Nike, Betsy Ross and that Old-School Flag Probably Isn’t the Real Problem

I’ve been seeing a lot of articles lately about Gen Z and millennials. Their beliefs are changing the world, rapidly reshaping entire industries, like retail. Many of these cost-conscious young people apparently feel no real loyalty to any one brand. Instead, they focus on using the vast online resources at their disposal to search out the best bargains. 

Brands aren’t stupid. The savvy ones are fully aware of this trend, and they’re doing everything in their power to appeal to these younger generations. Being woke, for instance, is a workable, and in some cases, laudable strategy. Even the most cost conscious of us instinctively prefer to align ourselves with organizations that mirror our values. 

Take Nike, for example. The company nixed plans to sell a Betsy Ross themed shoe right before the 4th of July. Some say Nike brand ambassador Colin Kapernick’s feedback contributed to the decision. On the surface, one might thing – cool. Good. They’re listening. But here’s the thing, why listen so late?

The idea for that shoe was probably in the works for months before the public ever even heard about it. If all it took was a few comments from one person to have the company rethink its entire product strategy, its got some deeper problems to address, no? Like, why was there no one at the table who could query potentially racist overtones or questionable historical associations with this particular American symbol earlier?

It’s a common problem: A lack of diversity leads companies to release products, and then later they have to do the media mea culpa when the rest of the world knocks on their foreheads, like, excuse me, did you realize…? It’s so common, now I’m skeptical that many companies actually care. Perhaps the free publicity is worth doing the dance of public apology.

That particular dance seems so constant these days, when I think about the lack of loyalty the younger generations feel toward brands, who can blame them? What is there to be loyal to when some of the world’s largest, most well-known companies can’t be bothered to do the research needed to thoughtfully consider key segments of their consumer base?

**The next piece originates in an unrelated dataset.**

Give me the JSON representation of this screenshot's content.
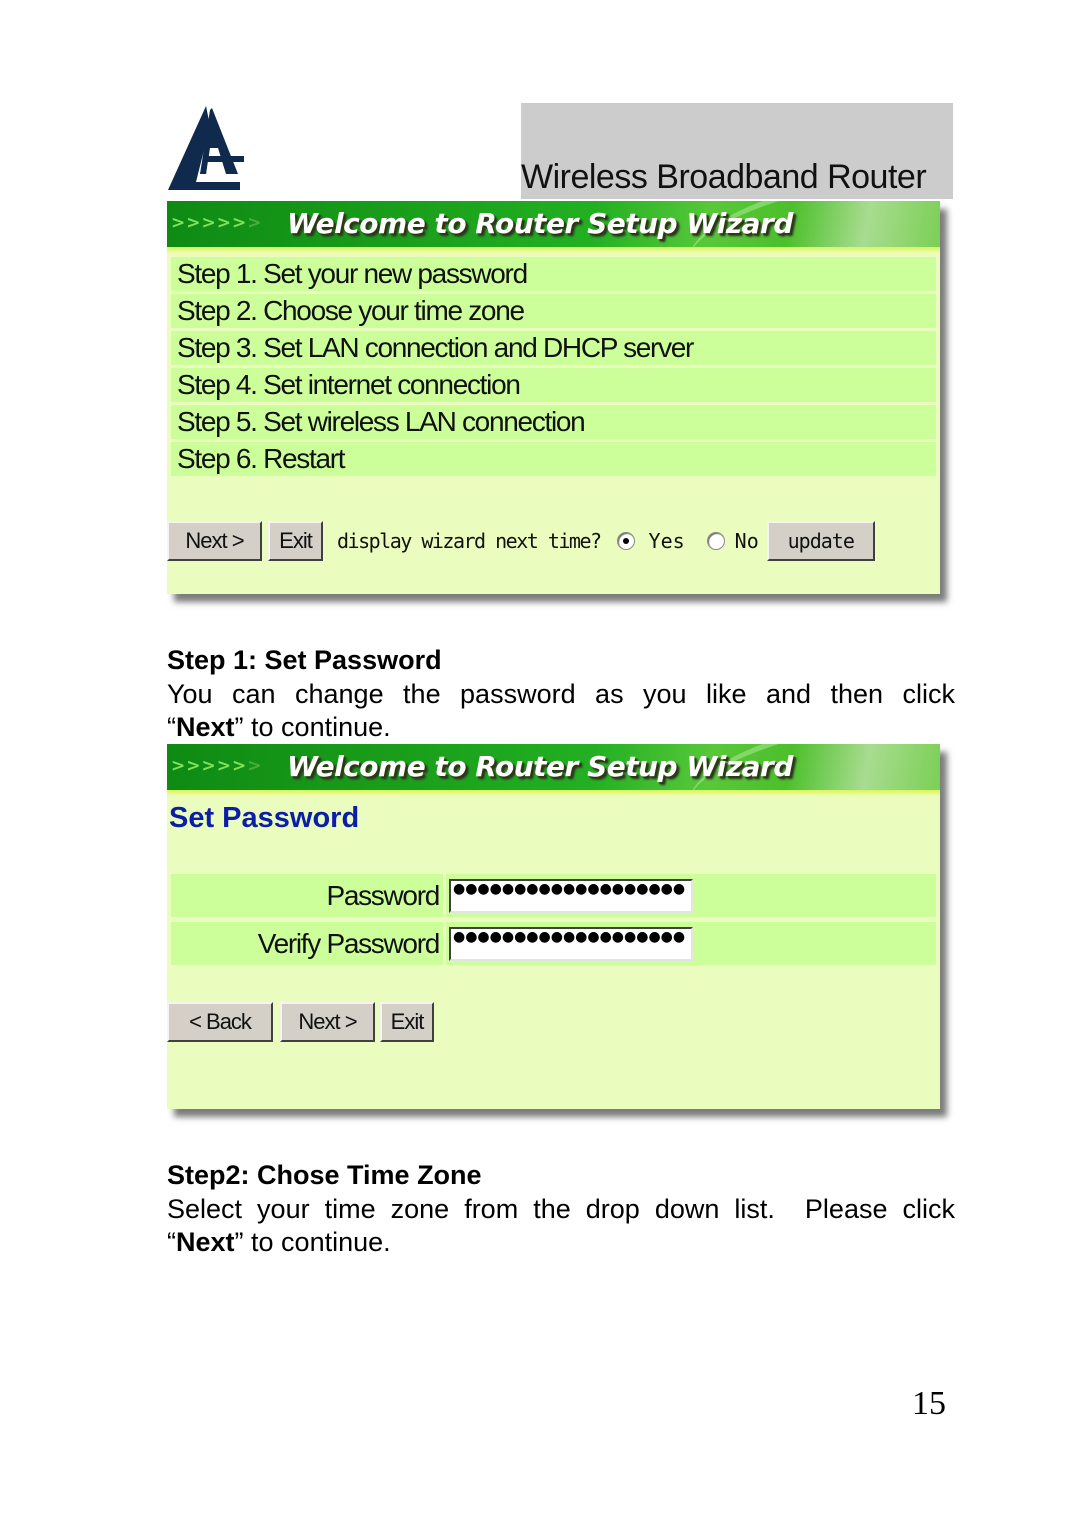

I was chewing it over with my friend Kate, and I have to agree with her. She said at best it shows that Nike is lazy and negligent when it comes to research. Perhaps they took the phrase fast fashion to heart at the expense of protecting their brand reputation long term. At worst, it shows a deep hypocrisy. After all, this is the same company that featured Colin Kaepernick’s famous face like an advertising beacon of hope not so long ago. Not even a year later, we’re hit with the Betsy Ross thing? I can’t help but wonder – did they mean it? The Kaepernick ad, I mean. 

“It comes down to Nike not doing their homework,” said my friend Kate. “It would be like printing a shirt with that weird little frog meme without doing the research to learn that Pepe the Frog is an unofficial MAGA mascot.” That’s true, but there’s more to this particular misstep. 

On the flip side, some say we shouldn’t let racists appropriate control of our national symbols. I agree. I read an opinion piece in the Washington Post that pointed out the racist mantle associated with the Betsy Ross flag is tenuous at best. When I did a little research, I found others agreed. Ross’ flag was simply a first iteration of our current American flag. It was an early symbol of this great nation. Certain groups attempts to use that old flag as their symbol never really stuck. It’s likely why we often see the confederate flag associated with those groups, and not Ross’ flag.

But even that casts Nike in a poor light. If the Ross flag is indeed a good symbol of the US of A, why the shoddy product execution and the too quick dump and dodge?

“Those who support Nike’s decision largely do so on the grounds that, because a small number of people have imparted their own noxious meaning to a well-known symbol, that symbol is now irrevocably tainted,” wrote Alyssa Rosenberg, in the WashPo piece. “…what if, in a well-meaning effort to deny white supremacists lulz and comfort, we’ve ceded territory to them instead? If everything they express affection for is verboten, we’re denying ourselves the pleasures ranging from a cold glass of milk with a cookie to the music of Taylor Swift. And if we accede whenever racists try to taint a symbol with other preexisting associations, we’re consenting to the spread of poison rather than delivering vigorous antidotes on the spot.”

Well said, La Rosenberg. If you agree with her – and I do – then Nike had every right to use the Ross’ flag on a shoe. The company simply needed to go further, to provide some education and context so that the public had no doubt what the flag means – and doesn’t mean – to Nike.

To do so effectively might have taken as much effort and time as it did to design the Ross’ shoe. The company also would have drawn another line in the sand detailing its beliefs. Perhaps that was too much effort. Perhaps Nike simply doesn’t want to take another risk. But the company made some mistakes here that make me question its sincerity and the firmness of its stance when it comes to equality. I’m sure others do as well.